Then go to Exchange tab, Cruise Exchange subsection.  Repeat with same selection (selecting your 2017 unbanked week for exchange).  See how much difference in booking cost between the 2.  Also note you'll have to pay a "cruise exchange" fee that you need to factor in; and cancellation may be more of an issue for cruise exchange.

Then you'll have a better sense of whether it is worth exchanging your week.

II usually has fairly competitive prices for booking cruises for cash directly through them.


----------



## lily28 (Feb 7, 2016)

What is the cruise exchange fee? I check the price of a cruise I might be interested in at costco and II.  II gives me $665 for 2 people while costco gives me $1444 for 2 plus $40 on board credit.  Maintenance fee $600 for my week. So I think it is about a wash except I don't have to deal with renting out my week. But if the price of the cruise goes down, I won't be able to take advantage of it in II


----------



## dioxide45 (Feb 7, 2016)

lily28 said:


> What is the cruise exchange fee? I check the price of a cruise I might be interested in at costco and II.  II gives me $665 for 2 people while costco gives me $1444 for 2 plus $40 on board credit.  Maintenance fee $600 for my week. So I think it is about a wash except I don't have to deal with renting out my week. But if the price of the cruise goes down, I won't be able to take advantage of it in II



The cruise exchange fee is the same as a week exchange, $189 by phone and $179 online.

I am not sure how price drops work with cruise exchanges. Though, with a cruise exchange, II is really just giving you credit to spend toward a cruise that you book through their Interval Travel. I have never had a problem getting adjustments for price drops for cruises booked through them.


----------



## lily28 (Feb 8, 2016)

So with Interval cruise exchange, I can get lower price when cruise 
Price drops? Is the cruise changeable or cancellable?  I am looking at a cruise in 1/2017 and who know what can change in 11 months


----------



## dominidude (Feb 9, 2016)

lily28 said:


> So with Interval cruise exchange, I can get lower price when cruise
> Price drops? Is the cruise changeable or cancellable?  I am looking at a cruise in 1/2017 and who know what can change in 11 months



You should call and ask those questions. 800-622-1540, I'd love to know myself.


----------



## ladycody (Mar 1, 2016)

Throwing in my 2 cents.  I agree that in _most_ instances a cruise exchange is a poor trade...but I do have another take on it...through RCI though...not II.  

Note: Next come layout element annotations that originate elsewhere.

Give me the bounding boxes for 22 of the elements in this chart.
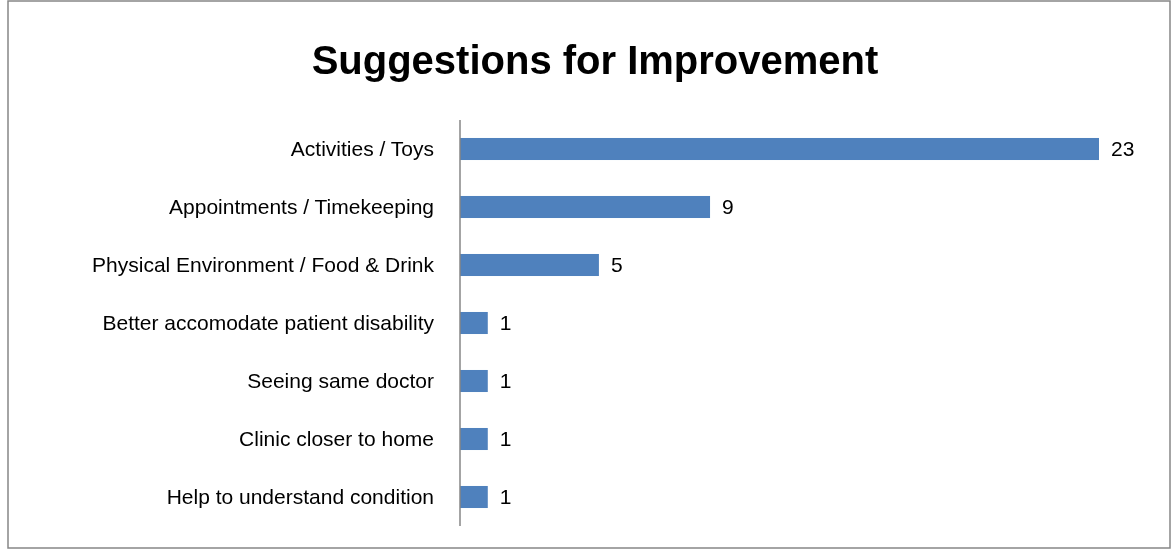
- data-label: 1: [499, 427, 512, 451]
- y-tick-label: Better accomodate patient disability: [102, 311, 435, 335]
- bar: [460, 427, 488, 451]
- bar: [460, 311, 488, 335]
- y-tick-label: Seeing same doctor: [247, 369, 434, 393]
- bar: [460, 369, 488, 393]
- y-tick-label: Appointments / Timekeeping: [169, 195, 434, 219]
- y-tick-label: Physical Environment / Food & Drink: [92, 253, 435, 277]
- data-label: 1: [499, 311, 512, 335]
- data-label: 9: [722, 195, 734, 219]
- data-label: 23: [1111, 137, 1135, 161]
- y-tick-label: Activities / Toys: [290, 137, 434, 161]
- data-label: 1: [499, 369, 512, 393]
- data-label: 5: [610, 253, 623, 277]
- bar: [460, 253, 599, 277]
- bar: [460, 195, 711, 219]
- bar: [460, 485, 488, 509]
- bar: [460, 137, 1099, 161]
- data-label: 1: [499, 485, 512, 509]
- y-tick-label: Help to understand condition: [166, 485, 434, 509]
- y-tick-label: Clinic closer to home: [239, 427, 434, 451]
- chart-title: Suggestions for Improvement: [311, 38, 879, 82]
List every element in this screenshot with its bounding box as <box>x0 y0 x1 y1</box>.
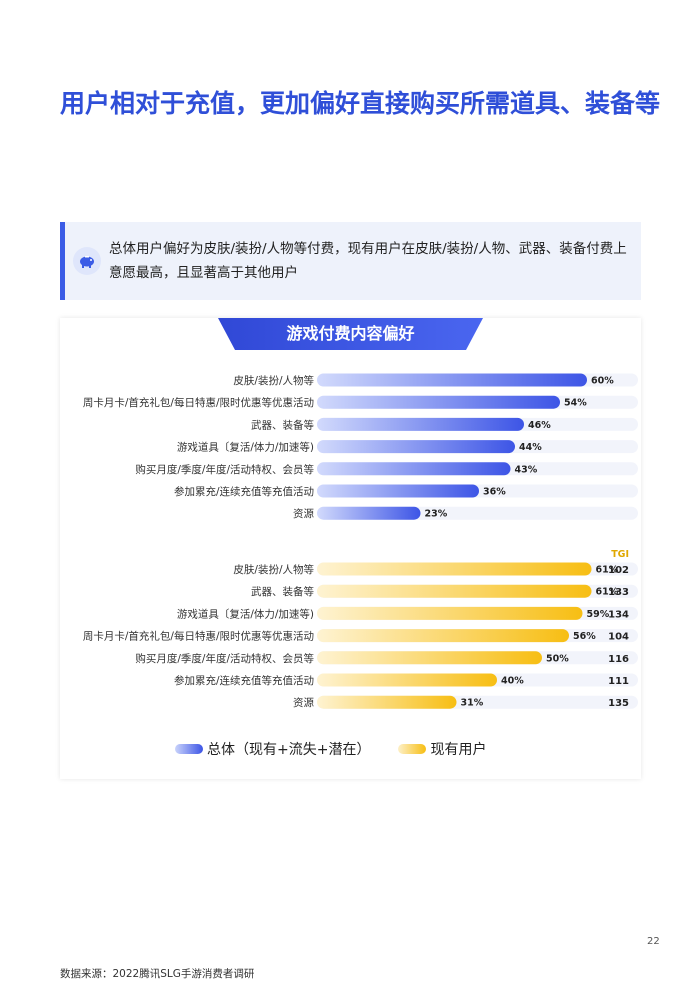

I knew I had more time sitting in RCI than I'd be able to use...so inquired about a cruise exchange (which is really just a discount).  I compared with discount sites as well as the cruise-line and my exchange....using time that would have gone to waste...discounted the cruise by close to $800 and that was with insurance and factoring in my exchange fee.  Having said that...the less expensive the cruise, the smaller the discount...this was for the Mediterranean in a midship balcony cabin.  For a lesser cruise I wouldn't have even gotten the mf out of the exchange.

The value is always better when our time is used at a resort...at least it is for me...but given that the time had already been deposited, isn't rentable, and wasn't going to get used.  I'm content.


----------